Изет-паша точно не встал с дивана, но принял их довольно приветливо и, ударив в ладоши, на дурном греческом языке приказал принести им папирос и кофе.
– Надолго ли в наши страны? – спросил он Алкивиада.
Алкивиад сказал, что и сам не знает, что он желает только повидаться с родными… Мутесариф похвалил его за это; похвалил его рапезских родных, особенно дядю, старика Ламприди.
– Почтенный человек! – сказал он. – Старинного, большого дома! Падишах его недавно капуджи-баши сделал! И вся семья его почтенная, честная и хорошая. Старинная семья!
Но этот разговор приостановился, потому что паше подали телеграмму на турецком языке.

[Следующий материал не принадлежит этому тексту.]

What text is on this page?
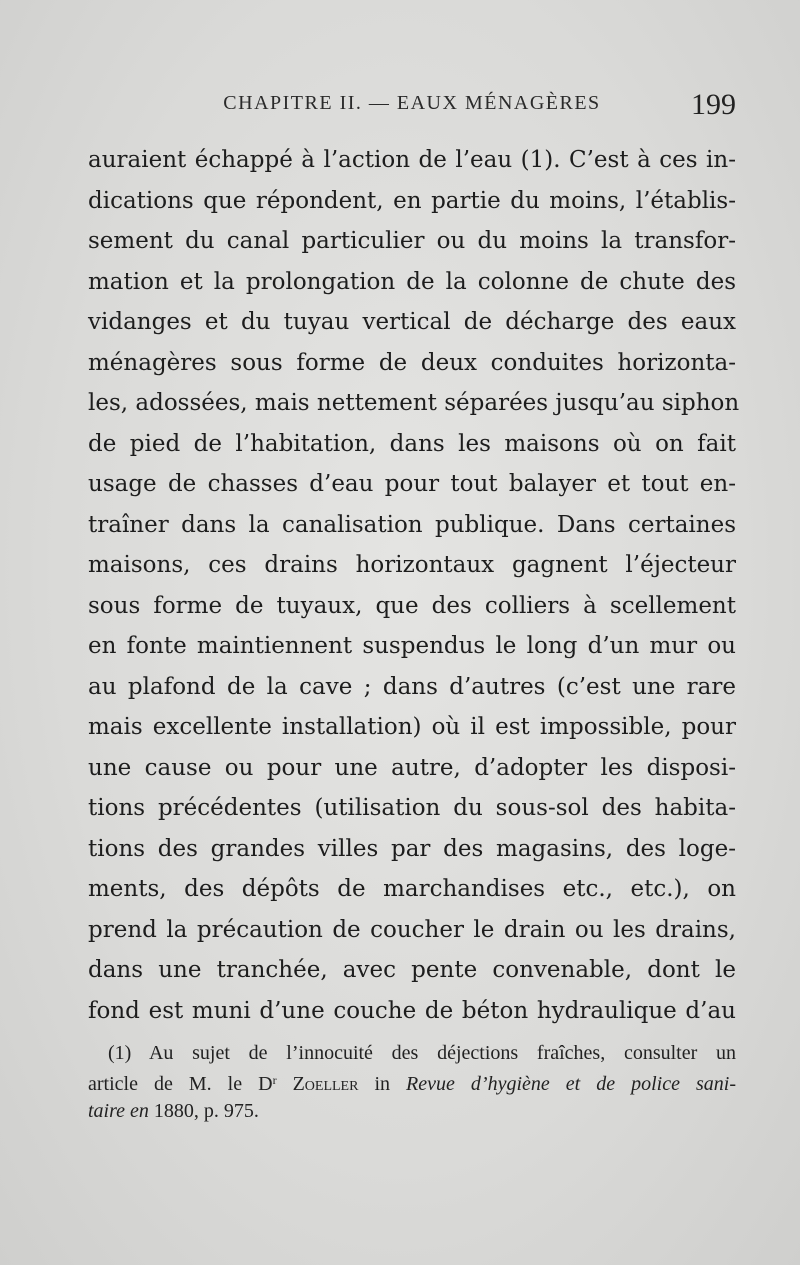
CHAPITRE II. — EAUX MÉNAGÈRES	199
auraient échappé à l’action de l’eau (1). C’est à ces in-
dications que répondent, en partie du moins, l’établis-
sement du canal particulier ou du moins la transfor-
mation et la prolongation de la colonne de chute des
vidanges et du tuyau vertical de décharge des eaux
ménagères sous forme de deux conduites horizonta-
les, adossées, mais nettement séparées jusqu’au siphon
de pied de l’habitation, dans les maisons où on fait
usage de chasses d’eau pour tout balayer et tout en-
traîner dans la canalisation publique. Dans certaines
maisons, ces drains horizontaux gagnent l’éjecteur
sous forme de tuyaux, que des colliers à scellement
en fonte maintiennent suspendus le long d’un mur ou
au plafond de la cave ; dans d’autres (c’est une rare
mais excellente installation) où il est impossible, pour
une cause ou pour une autre, d’adopter les disposi-
tions précédentes (utilisation du sous-sol des habita-
tions des grandes villes par des magasins, des loge-
ments, des dépôts de marchandises etc., etc.), on
prend la précaution de coucher le drain ou les drains,
dans une tranchée, avec pente convenable, dont le
fond est muni d’une couche de béton hydraulique d’au
(1) Au sujet de l’innocuité des déjections fraîches, consulter un
article de M. le $D^r$ Zoeller in Revue d’hygiène et de police sani-
taire en 1880, p. 975.
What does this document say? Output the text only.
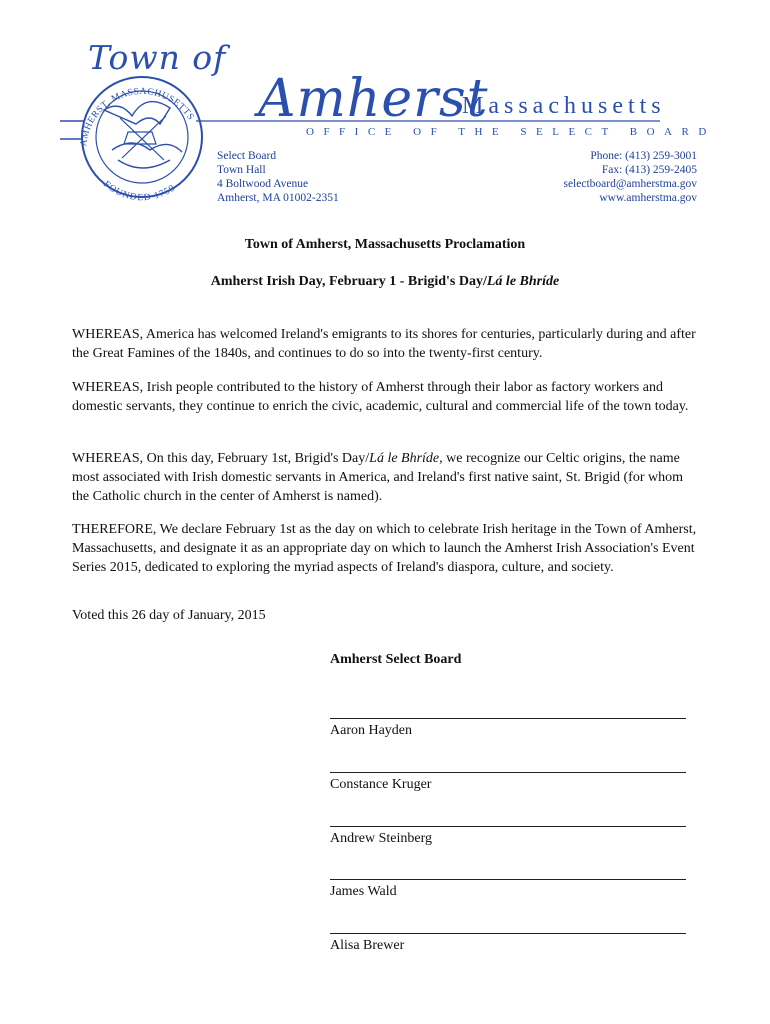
AMHERST, MASSACHUSETTS
FOUNDED 1759
Town of
Amherst
Massachusetts
OFFICE OF THE SELECT BOARD
Select Board
Town Hall
4 Boltwood Avenue
Amherst, MA 01002-2351
Phone: (413) 259-3001
Fax: (413) 259-2405
selectboard@amherstma.gov
www.amherstma.gov
Town of Amherst, Massachusetts Proclamation
Amherst Irish Day, February 1 - Brigid's Day/Lá le Bhríde

WHEREAS, America has welcomed Ireland's emigrants to its shores for centuries, particularly during and after the Great Famines of the 1840s, and continues to do so into the twenty-first century.

WHEREAS, Irish people contributed to the history of Amherst through their labor as factory workers and domestic servants, they continue to enrich the civic, academic, cultural and commercial life of the town today.

WHEREAS, On this day, February 1st, Brigid's Day/Lá le Bhríde, we recognize our Celtic origins, the name most associated with Irish domestic servants in America, and Ireland's first native saint, St. Brigid (for whom the Catholic church in the center of Amherst is named).

THEREFORE, We declare February 1st as the day on which to celebrate Irish heritage in the Town of Amherst, Massachusetts, and designate it as an appropriate day on which to launch the Amherst Irish Association's Event Series 2015, dedicated to exploring the myriad aspects of Ireland's diaspora, culture, and society.

Voted this 26 day of January, 2015

Amherst Select Board
Aaron Hayden
Constance Kruger
Andrew Steinberg
James Wald
Alisa Brewer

– Эй, морэ́, – закричал он сердито, – где мои очки?
Слуга надел ему очки.
Изет-паша долго смотрел на телеграмму, качая головой, и наконец воскликнул:
– Скажите! не четвероногое этот телеграфчи? Так мерзко пишет! Позовите кетиба![13]
Молодой кетиб вошел в модной короткой жакетке и феске и почтительно встал перед пашой.
Паша сурово приказал ему прочесть телеграмму про себя. «Разобрал?» – спросил он.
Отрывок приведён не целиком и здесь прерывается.